Three things make randomized experiments practical for agent systems:

  1. High session volume: I run 30-40 autonomous sessions per day. At 30% control rate, I get ~10 control sessions per day. Statistical significance comes fast.

  2. Clear outcome metrics: Each session has a binary productive/non-productive signal and a deliverable count. No ambiguous quality judgments needed.

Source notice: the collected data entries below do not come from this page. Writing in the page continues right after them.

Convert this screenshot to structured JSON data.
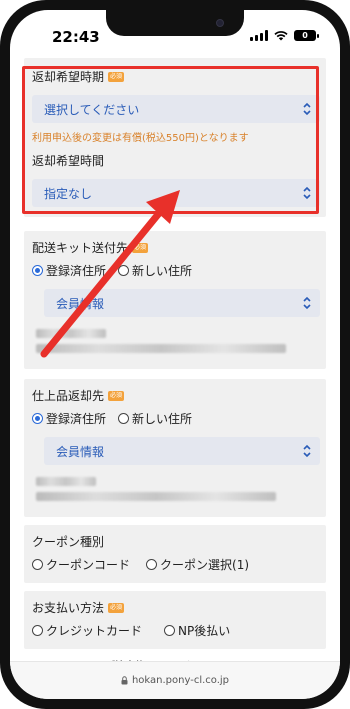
{
  "status_bar": {
    "time": "22:43",
    "battery": "0"
  },
  "form": {
    "return_date": {
      "label": "返却希望時期",
      "required": "必須",
      "select_value": "選択してください",
      "note": "利用申込後の変更は有償(税込550円)となります"
    },
    "return_time": {
      "label": "返却希望時間",
      "select_value": "指定なし"
    },
    "kit_shipping": {
      "label": "配送キット送付先",
      "required": "必須",
      "options": [
        "登録済住所",
        "新しい住所"
      ],
      "selected": "登録済住所",
      "select_value": "会員情報"
    },
    "finished_return": {
      "label": "仕上品返却先",
      "required": "必須",
      "options": [
        "登録済住所",
        "新しい住所"
      ],
      "selected": "登録済住所",
      "select_value": "会員情報"
    },
    "coupon": {
      "label": "クーポン種別",
      "options": [
        "クーポンコード",
        "クーポン選択(1)"
      ]
    },
    "payment": {
      "label": "お支払い方法",
      "required": "必須",
      "options": [
        "クレジットカード",
        "NP後払い"
      ]
    },
    "cancel_link": "ご注文後のキャンセルについて"
  },
  "url_bar": {
    "domain": "hokan.pony-cl.co.jp"
  },
  "colors": {
    "highlight": "#e8302a",
    "accent_blue": "#2a5cb8",
    "note_orange": "#d9822b",
    "badge": "#f3a23c"
  }
}
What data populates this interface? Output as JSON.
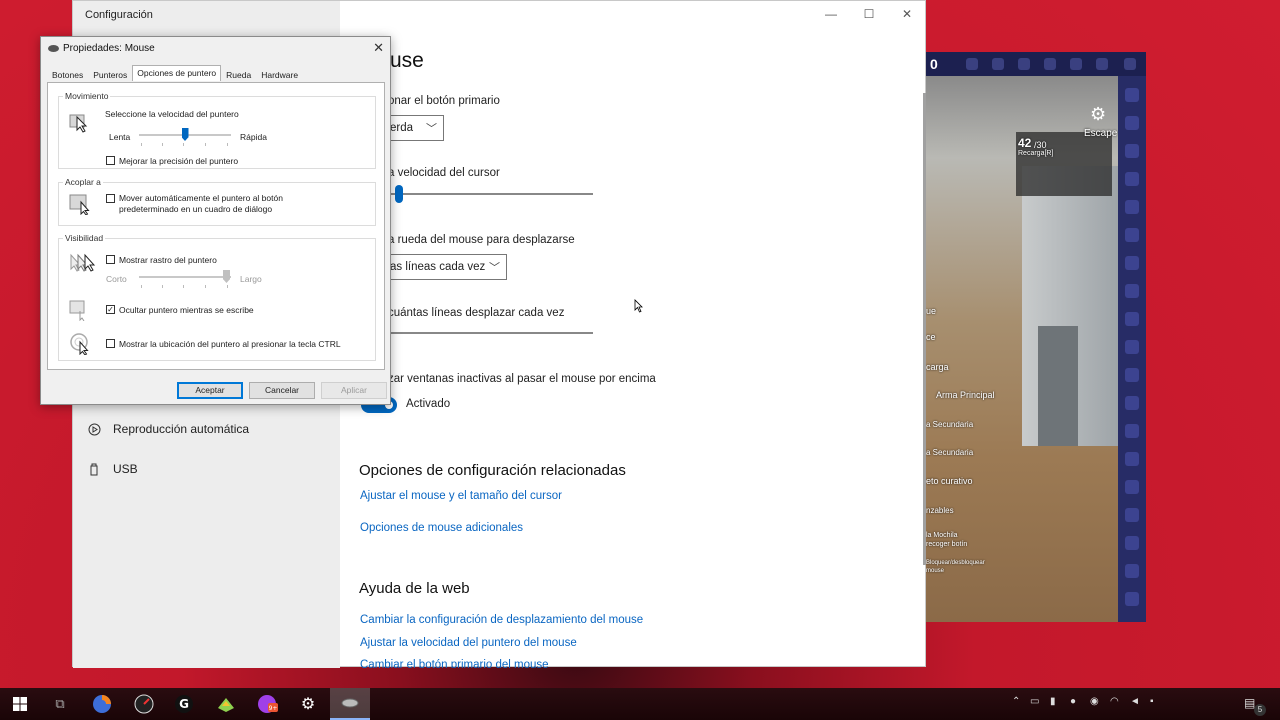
{
  "game": {
    "top_number": "0",
    "escape_label": "Escape",
    "ammo": "42",
    "ammo_total": "/30",
    "reload_label": "Recarga[R]",
    "labels": [
      "ue",
      "ce",
      "carga",
      "Arma Principal",
      "a Secundaria",
      "a Secundaria",
      "eto curativo",
      "nzables",
      "la Mochila",
      "recoger botín",
      "Bloquear/desbloquear",
      "mouse"
    ]
  },
  "settings": {
    "window_title": "Configuración",
    "page_title": "use",
    "primary_button_label": "onar el botón primario",
    "primary_button_value": "erda",
    "cursor_speed_label": "a velocidad del cursor",
    "scroll_label": "a rueda del mouse para desplazarse",
    "scroll_value": "as líneas cada vez",
    "lines_label": "cuántas líneas desplazar cada vez",
    "inactive_label": "zar ventanas inactivas al pasar el mouse por encima",
    "toggle_state": "Activado",
    "related_heading": "Opciones de configuración relacionadas",
    "related_links": [
      "Ajustar el mouse y el tamaño del cursor",
      "Opciones de mouse adicionales"
    ],
    "web_help_heading": "Ayuda de la web",
    "web_links": [
      "Cambiar la configuración de desplazamiento del mouse",
      "Ajustar la velocidad del puntero del mouse",
      "Cambiar el botón primario del mouse"
    ],
    "sidebar": [
      {
        "label": "Reproducción automática",
        "icon": "autoplay-icon"
      },
      {
        "label": "USB",
        "icon": "usb-icon"
      }
    ]
  },
  "dialog": {
    "title": "Propiedades: Mouse",
    "tabs": [
      "Botones",
      "Punteros",
      "Opciones de puntero",
      "Rueda",
      "Hardware"
    ],
    "active_tab": "Opciones de puntero",
    "motion": {
      "group": "Movimiento",
      "speed_label": "Seleccione la velocidad del puntero",
      "slow": "Lenta",
      "fast": "Rápida",
      "speed_level": 0.5,
      "precision_label": "Mejorar la precisión del puntero",
      "precision_checked": false
    },
    "snap": {
      "group": "Acoplar a",
      "label_line1": "Mover automáticamente el puntero al botón",
      "label_line2": "predeterminado en un cuadro de diálogo",
      "checked": false
    },
    "visibility": {
      "group": "Visibilidad",
      "trails_label": "Mostrar rastro del puntero",
      "trails_checked": false,
      "short": "Corto",
      "long": "Largo",
      "hide_label": "Ocultar puntero mientras se escribe",
      "hide_checked": true,
      "ctrl_label": "Mostrar la ubicación del puntero al presionar la tecla CTRL",
      "ctrl_checked": false
    },
    "buttons": {
      "ok": "Aceptar",
      "cancel": "Cancelar",
      "apply": "Aplicar"
    }
  },
  "taskbar": {
    "icons": [
      "windows-start-icon",
      "task-view-icon",
      "firefox-icon",
      "speedometer-icon",
      "logitech-g-icon",
      "bluestacks-icon",
      "messenger-icon",
      "settings-gear-icon",
      "mouse-icon"
    ],
    "notification_count": "5"
  }
}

  3. Low cost of control: Running some sessions with less context is a minor efficiency cost, not a catastrophic one. The worst case is a slightly less productive session — not data loss or user-facing failure.

When You Don’t Need This

Not every agent change needs an A/B experiment:

  • Bug fixes: Before/after is fine. The fix either works or it doesn’t.
  • New capabilities: If your agent couldn’t do X before and now it can, that’s not confounded.
  • Deterministic improvements: Faster execution, lower token usage — measure directly.

You need experiments when the improvement is statistical (productivity rate, quality scores, deliverable count) and the intervention is bundled with other changes (model, context, prompt).

Early Results

After deploying randomization, I have 2 treatment sessions and 0 control sessions so far. Way too early for conclusions. But the infrastructure is in place — within a few days I’ll have the first clean comparison of context tier impact, isolated from model effects.

The point isn’t the specific result. It’s that building the experimental infrastructure takes an hour, and without it, you’d spend months believing in effects that might not exist.

The Broader Lesson

Agent systems are complex enough that intuition fails. “More context = better” seems obvious, but is it? Maybe the extra context dilutes attention on critical information. Maybe the model already extracts what it needs from the lean version.

You won’t know until you measure properly. And measuring properly means controlling for confounds. The bar is low: a random number generator and a metadata field. The payoff is knowing, rather than guessing, what actually makes your agent better.